Reaksi Praveen / Jordan Setelah Jadi Penentu Indonesia ke Semifinal Piala Sudirman 2019

Oleh Yus Mei Sawitri pada 24 Mei 2019, 16:15 WIB
Diperbarui 26 Mei 2019, 01:17 WIB
Praveen Jordan/Melati Daeva Oktavianti

Bola.com, Nanning - Ganda campuran Indonesia, Praveen Jordan/Melati Daeva Oktavianti, mengaku komunikasi intens jadi kunci kemenangan atas ganda Chinese Taipei, Wang Chi-Lin/Hsieh Pei Shan, pada perempat final Piala Sudirman 2019, di Nanning, China, Jumat (24/5/2019). 

Kemenangan Praveen/Melati cukup mengantar Indonesia melenggang ke semifinal, untuk menantang Jepang.
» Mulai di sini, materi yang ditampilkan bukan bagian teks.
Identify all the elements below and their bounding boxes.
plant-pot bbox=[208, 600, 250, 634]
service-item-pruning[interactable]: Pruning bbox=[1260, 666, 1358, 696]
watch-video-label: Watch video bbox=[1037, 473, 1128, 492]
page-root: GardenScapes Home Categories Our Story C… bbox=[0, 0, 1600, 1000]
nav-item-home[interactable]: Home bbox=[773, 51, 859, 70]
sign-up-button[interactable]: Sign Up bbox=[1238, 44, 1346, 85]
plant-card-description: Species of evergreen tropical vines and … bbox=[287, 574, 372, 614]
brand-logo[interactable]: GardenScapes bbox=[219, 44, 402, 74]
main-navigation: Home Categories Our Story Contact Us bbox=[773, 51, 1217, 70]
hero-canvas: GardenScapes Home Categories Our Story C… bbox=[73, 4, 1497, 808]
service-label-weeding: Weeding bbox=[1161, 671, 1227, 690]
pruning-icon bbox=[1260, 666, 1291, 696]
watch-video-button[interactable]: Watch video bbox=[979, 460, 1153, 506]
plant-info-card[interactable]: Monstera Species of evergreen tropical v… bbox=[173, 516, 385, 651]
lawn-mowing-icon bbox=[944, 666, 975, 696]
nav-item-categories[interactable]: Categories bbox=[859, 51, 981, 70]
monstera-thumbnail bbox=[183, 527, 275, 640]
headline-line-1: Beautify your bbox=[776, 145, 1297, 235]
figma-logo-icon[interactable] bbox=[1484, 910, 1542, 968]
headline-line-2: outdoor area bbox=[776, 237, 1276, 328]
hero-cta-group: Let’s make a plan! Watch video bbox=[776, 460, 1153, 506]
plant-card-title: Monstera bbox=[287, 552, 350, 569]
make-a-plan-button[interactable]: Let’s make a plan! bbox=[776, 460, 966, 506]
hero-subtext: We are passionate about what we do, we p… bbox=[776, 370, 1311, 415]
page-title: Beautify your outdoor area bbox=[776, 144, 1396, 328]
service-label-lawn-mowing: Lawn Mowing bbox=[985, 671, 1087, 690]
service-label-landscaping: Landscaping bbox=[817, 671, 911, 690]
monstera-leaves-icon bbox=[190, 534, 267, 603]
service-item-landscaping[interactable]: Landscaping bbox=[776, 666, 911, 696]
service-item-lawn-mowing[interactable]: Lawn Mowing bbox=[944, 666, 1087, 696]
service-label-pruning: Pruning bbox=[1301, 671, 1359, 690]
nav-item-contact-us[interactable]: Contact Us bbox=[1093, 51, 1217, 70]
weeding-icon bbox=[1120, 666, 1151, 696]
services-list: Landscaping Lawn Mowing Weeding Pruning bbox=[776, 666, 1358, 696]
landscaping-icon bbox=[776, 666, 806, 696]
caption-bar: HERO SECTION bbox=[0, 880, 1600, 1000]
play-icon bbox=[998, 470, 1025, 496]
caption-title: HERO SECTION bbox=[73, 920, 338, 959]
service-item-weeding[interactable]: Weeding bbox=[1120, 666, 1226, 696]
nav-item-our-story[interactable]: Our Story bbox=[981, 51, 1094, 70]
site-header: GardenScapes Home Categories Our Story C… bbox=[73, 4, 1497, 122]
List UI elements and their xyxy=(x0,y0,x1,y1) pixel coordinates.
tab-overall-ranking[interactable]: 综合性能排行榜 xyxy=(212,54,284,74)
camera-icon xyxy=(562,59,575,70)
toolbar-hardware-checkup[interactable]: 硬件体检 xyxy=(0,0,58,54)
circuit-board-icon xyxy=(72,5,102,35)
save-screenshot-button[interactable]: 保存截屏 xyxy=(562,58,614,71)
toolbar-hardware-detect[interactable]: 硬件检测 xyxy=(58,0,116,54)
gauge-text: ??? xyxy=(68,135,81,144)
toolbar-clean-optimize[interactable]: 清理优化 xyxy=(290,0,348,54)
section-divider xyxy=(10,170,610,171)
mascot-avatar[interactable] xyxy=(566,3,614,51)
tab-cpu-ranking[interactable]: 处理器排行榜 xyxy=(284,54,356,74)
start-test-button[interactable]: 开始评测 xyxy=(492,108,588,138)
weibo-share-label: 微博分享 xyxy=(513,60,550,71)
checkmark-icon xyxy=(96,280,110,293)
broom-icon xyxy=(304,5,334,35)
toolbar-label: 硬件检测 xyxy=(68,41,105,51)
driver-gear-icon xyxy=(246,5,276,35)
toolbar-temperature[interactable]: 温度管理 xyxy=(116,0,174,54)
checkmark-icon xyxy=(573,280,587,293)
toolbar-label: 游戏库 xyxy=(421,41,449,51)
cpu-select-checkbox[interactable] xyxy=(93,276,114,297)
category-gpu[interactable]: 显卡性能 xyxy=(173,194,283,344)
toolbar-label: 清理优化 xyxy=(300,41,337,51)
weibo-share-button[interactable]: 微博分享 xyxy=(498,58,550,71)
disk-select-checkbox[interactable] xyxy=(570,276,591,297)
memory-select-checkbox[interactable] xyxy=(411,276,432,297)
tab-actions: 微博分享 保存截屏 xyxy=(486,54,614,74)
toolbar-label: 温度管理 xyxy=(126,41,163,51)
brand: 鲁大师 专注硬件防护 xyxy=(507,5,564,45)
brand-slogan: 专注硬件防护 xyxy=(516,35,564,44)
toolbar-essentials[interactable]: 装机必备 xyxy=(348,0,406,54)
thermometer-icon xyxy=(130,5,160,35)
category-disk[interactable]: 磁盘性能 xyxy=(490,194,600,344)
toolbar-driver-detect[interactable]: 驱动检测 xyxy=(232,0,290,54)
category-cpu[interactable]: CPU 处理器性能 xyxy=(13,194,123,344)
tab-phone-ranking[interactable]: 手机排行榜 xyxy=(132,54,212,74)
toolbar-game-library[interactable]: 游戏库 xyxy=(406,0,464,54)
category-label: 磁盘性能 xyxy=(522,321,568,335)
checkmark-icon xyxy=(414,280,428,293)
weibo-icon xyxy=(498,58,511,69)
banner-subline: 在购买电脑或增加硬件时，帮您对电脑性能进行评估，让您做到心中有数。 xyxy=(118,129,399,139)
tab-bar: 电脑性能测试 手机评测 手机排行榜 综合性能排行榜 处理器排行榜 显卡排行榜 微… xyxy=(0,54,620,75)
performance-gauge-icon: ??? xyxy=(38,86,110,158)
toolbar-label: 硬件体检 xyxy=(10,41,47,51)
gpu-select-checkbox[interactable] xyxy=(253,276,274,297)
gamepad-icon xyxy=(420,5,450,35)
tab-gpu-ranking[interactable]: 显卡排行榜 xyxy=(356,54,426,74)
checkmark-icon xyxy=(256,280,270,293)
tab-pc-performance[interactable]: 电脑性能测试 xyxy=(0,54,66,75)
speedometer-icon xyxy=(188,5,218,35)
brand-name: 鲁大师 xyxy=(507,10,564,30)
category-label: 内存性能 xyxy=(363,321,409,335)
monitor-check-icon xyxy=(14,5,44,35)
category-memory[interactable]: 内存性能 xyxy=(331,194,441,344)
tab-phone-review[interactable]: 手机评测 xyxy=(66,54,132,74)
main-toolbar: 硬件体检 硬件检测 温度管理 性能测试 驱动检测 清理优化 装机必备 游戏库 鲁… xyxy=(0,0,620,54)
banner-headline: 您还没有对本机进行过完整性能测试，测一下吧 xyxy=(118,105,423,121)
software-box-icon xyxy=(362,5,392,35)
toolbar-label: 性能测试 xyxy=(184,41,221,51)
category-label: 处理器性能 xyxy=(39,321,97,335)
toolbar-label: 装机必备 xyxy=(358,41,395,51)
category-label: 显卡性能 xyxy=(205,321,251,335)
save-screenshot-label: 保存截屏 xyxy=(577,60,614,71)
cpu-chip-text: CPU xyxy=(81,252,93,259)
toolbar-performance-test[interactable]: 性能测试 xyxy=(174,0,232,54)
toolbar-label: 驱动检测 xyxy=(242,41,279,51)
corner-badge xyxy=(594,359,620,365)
Indonesia lolos berkat kemenangan 3-2 atas Chinese Taipei. 

Praveen/Melati yang turun di partai kelima mengalahkan Wang/Hsieh dengan skor 21-17, 21-15. 

Dua poin sebelumnya disumbangkan ganda putra Kevin Sanjaya Sukamuljo/Marcus Fernaldi Gideon dan ganda putri Greysia Polii/Apriyani Rahayu. Dua angka dari nomor tunggal lepas dari genggaman setelah kekalahan Jonatan Christie dan Gregoria Mariska Tunjung.

Turun sebagai penentu, Praveen/Melati tampil cemerlang dan unggul jauh pada gim kedua. Praveen/Melati bermain penuh percaya diri terus menggempur pertahanan Wang/Hsieh. pasangan Chinese Taipei tersebut jatuh-bangun.

"Ada rasa tegang sedikit, namanya main di partai penentu. Tapi lawan juga tegang, kami tidak memikirkan jadi penentu, yang penting main semaksimal mungkin," kata Melati setelah pertandingan, melalui rilis yang diterima dari PBSI. 

"Kami sudah tahu main di partai terakhir, inginnya Indonesia menang 3-0. Tapi sempat terpikir, kalau begitu kami tidak main, tidak ada sejarahnya buat saya sama Mely. Saya tidak mendoakan tim kalah. Ketika tahu ketinggalan 1-2 dan Greysia/Apri main, kami harap semoga mereka menang dan kami main jadi tumpuan. Tapi kenapa malah saya jadi tegang ya di awal? Padahal tadi berharap turun main. Ada gugupnya, tapi ada penginnya juga," beber Praveen soal permainan di babak perempat final Piala Sudirman 2019

 

2 of 2

Jaga Komunikasi

Pada pertandingan berdurasi 50 menit tersebut, Praveen/Melati terlihat banyak berkomunikasi. Mereka unggul jauh 16-8, Praveen/Melati sempat nyaris dikejar lawan pada kedudukan 14-18.

"Kami saling mengigatkan, komunikasi terus, walau poin jauh jangan lengah," kata Melati.

Praveen juga mengungkapkan hal senada. Mereka terus menjaga komunikasi untuk menjaga kekompakan. 

"Kalau matanya belum melihat mata saya, jadi diomongin terus. Saya tidak pernah marah selama main sama dia. Kadang ekspresi bukan kesal, tapi sayang (poinnya). Takutnya nanti terbawa pikirannya dia," ujar Praveen ketika ditanya soal seringnya berkomunikasi di lapangan, termasuk saat Melati membuat kesalahan.

Indonesia akan berhadapan dengan Jepang yang lolos ke semifinal. Jepang melenggang ke babak empat besar setelah menundukkan Malaysia dengan skor 3-0. Di semifinal pool atas, tuan rumah China akan berhadapan dengan Thailand.